Peking seinerseits verkündete Anfang der Woche Exportrestriktionen für die Ausfuhr von Gallium und Germanium, zweier seltener Rohstoffe, die bei Halbleiter-Herstellung eingesetzt werden. "Das ist erst der Beginn von Chinas Gegenmaßnahmen", sagte der frühere Vizehandelsminister Wei Jianguo der Zeitung China Daily.

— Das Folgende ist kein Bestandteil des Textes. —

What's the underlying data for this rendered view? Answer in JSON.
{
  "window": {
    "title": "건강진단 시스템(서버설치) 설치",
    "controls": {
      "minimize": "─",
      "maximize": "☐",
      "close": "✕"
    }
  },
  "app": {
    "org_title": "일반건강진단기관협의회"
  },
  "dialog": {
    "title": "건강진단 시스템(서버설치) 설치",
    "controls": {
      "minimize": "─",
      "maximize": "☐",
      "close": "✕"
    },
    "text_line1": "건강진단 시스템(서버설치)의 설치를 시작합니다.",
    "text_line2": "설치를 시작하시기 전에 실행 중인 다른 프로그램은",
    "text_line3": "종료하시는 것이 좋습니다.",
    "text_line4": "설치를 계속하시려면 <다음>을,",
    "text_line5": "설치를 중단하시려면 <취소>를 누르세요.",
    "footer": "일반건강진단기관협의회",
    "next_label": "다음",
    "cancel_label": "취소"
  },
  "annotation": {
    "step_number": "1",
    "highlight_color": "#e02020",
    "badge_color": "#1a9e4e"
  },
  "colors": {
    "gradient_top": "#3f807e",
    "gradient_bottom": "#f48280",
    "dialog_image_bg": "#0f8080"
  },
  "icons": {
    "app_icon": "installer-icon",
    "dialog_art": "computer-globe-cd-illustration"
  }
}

In Washington herrscht eine lagerübergreifende China-Skepsis
"Die Vereinigten Staaten werden unter bestimmten Umständen gezielte Maßnahmen ergreifen müssen, um ihre nationale Sicherheit zu schützen", versuchte Yellen am Freitag die Haltung der USA zu erklären. "Und wir können in diesen Fällen unterschiedlicher Meinung sein". Yellen hat sich in der Vergangenheit nicht nur regelmäßig gegen ein mögliches De-coupling gestellt. Sie kritisierte auch mehrfach die vom damaligen US-Präsident Donald Trump eingeführten Strafzölle auf chinesische Produkte. "Zölle sind Steuern für die Konsumenten", sagte sie 2021.

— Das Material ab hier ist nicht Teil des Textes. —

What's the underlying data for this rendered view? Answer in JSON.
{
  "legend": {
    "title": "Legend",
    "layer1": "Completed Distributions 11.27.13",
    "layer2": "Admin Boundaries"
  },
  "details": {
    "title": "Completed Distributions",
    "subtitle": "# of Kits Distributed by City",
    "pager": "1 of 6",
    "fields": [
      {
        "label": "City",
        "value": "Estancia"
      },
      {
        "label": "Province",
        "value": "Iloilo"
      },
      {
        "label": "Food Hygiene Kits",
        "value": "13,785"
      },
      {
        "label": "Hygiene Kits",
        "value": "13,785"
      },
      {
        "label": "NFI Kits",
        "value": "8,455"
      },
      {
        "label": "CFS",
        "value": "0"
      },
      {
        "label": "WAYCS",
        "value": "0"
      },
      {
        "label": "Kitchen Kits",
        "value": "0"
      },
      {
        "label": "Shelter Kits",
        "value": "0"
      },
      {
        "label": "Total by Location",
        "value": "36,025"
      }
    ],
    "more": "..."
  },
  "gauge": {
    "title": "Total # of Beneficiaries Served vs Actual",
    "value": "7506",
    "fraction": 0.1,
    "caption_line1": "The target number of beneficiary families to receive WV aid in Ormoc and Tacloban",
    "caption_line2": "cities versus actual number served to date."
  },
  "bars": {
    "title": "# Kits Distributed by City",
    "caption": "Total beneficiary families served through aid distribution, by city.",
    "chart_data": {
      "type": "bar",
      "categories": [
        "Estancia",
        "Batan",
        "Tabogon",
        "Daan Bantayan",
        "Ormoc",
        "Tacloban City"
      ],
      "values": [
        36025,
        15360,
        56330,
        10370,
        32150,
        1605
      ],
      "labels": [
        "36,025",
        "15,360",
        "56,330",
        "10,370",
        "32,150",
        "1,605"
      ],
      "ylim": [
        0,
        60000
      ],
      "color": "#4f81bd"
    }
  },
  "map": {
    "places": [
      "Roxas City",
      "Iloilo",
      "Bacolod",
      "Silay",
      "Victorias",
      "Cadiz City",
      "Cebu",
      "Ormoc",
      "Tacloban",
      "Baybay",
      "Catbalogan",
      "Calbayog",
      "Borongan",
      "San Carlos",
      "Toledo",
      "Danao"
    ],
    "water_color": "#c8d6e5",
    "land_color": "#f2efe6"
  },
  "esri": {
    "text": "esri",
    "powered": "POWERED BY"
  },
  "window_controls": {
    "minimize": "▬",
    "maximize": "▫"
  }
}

Allerdings scheint ein Abbau dieser Strafzölle vorerst nicht in Sicht. In den USA steht der Präsidentschaftswahlkampf bevor. Und in Washington herrscht eine lagerübergreifende China-Skepsis, die in Teilen des rechten Flügels der Republikanischen Partei oft auch in Hysterie umschlägt. Der Republikaner Mike Gallagher, der den Sonderausschuss des Repräsentantenhauses zur Kommunistischen Partei Chinas leitet, warf der Biden-Regierung vor, der KP in Peking gegenüber ein "Zombie-Engagement" zu führen. Yellens Peking-Besuch wird von vielen in Washington kritisch beäugt.

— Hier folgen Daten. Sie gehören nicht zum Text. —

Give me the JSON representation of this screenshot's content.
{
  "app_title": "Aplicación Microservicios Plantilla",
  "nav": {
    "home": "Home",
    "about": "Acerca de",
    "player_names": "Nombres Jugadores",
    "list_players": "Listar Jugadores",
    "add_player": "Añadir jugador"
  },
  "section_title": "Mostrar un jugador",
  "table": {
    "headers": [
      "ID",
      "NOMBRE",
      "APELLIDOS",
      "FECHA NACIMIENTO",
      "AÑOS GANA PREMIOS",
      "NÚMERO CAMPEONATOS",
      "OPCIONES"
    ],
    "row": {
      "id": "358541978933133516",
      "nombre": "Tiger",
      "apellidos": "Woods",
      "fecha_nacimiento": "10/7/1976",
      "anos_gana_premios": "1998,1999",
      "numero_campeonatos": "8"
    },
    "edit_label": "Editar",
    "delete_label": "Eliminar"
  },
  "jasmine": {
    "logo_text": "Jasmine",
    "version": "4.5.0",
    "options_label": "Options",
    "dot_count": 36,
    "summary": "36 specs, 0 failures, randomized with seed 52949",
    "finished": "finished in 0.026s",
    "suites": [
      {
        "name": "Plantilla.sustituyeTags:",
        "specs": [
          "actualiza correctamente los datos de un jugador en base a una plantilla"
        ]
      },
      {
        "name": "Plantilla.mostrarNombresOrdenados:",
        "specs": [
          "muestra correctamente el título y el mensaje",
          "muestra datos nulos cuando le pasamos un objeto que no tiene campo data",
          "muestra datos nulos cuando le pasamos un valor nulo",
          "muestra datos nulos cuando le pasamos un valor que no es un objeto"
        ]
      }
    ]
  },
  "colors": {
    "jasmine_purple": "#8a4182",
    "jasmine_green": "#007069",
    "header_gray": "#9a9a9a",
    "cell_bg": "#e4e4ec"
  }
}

Die Finanzministerin sparte gleich zu Beginn ihrer Visite nicht mit kritischen Tönen. Bei einem Treffen mit amerikanischen Unternehmensführern am Freitag in Peking beklagte Yellen unfaire Marktpraktiken Chinas und sagte, sie sei "besonders beunruhigt über die Strafmaßnahmen, die in den letzten Monaten gegen US-Firmen ergriffen wurden". Im März und April hatten chinesische Sicherheitsbehörden die Büros amerikanischer Consultingfirmen in Shanghai und Peking gestürmt und die Beschäftigten verhört oder gar festgenommen. Die Firmen hatten sich auf sogenannte "Due-diligence"-Prozesse spezialisiert, also auf die Prüfung möglicher Risiken für ausländische Investoren und Unternehmen.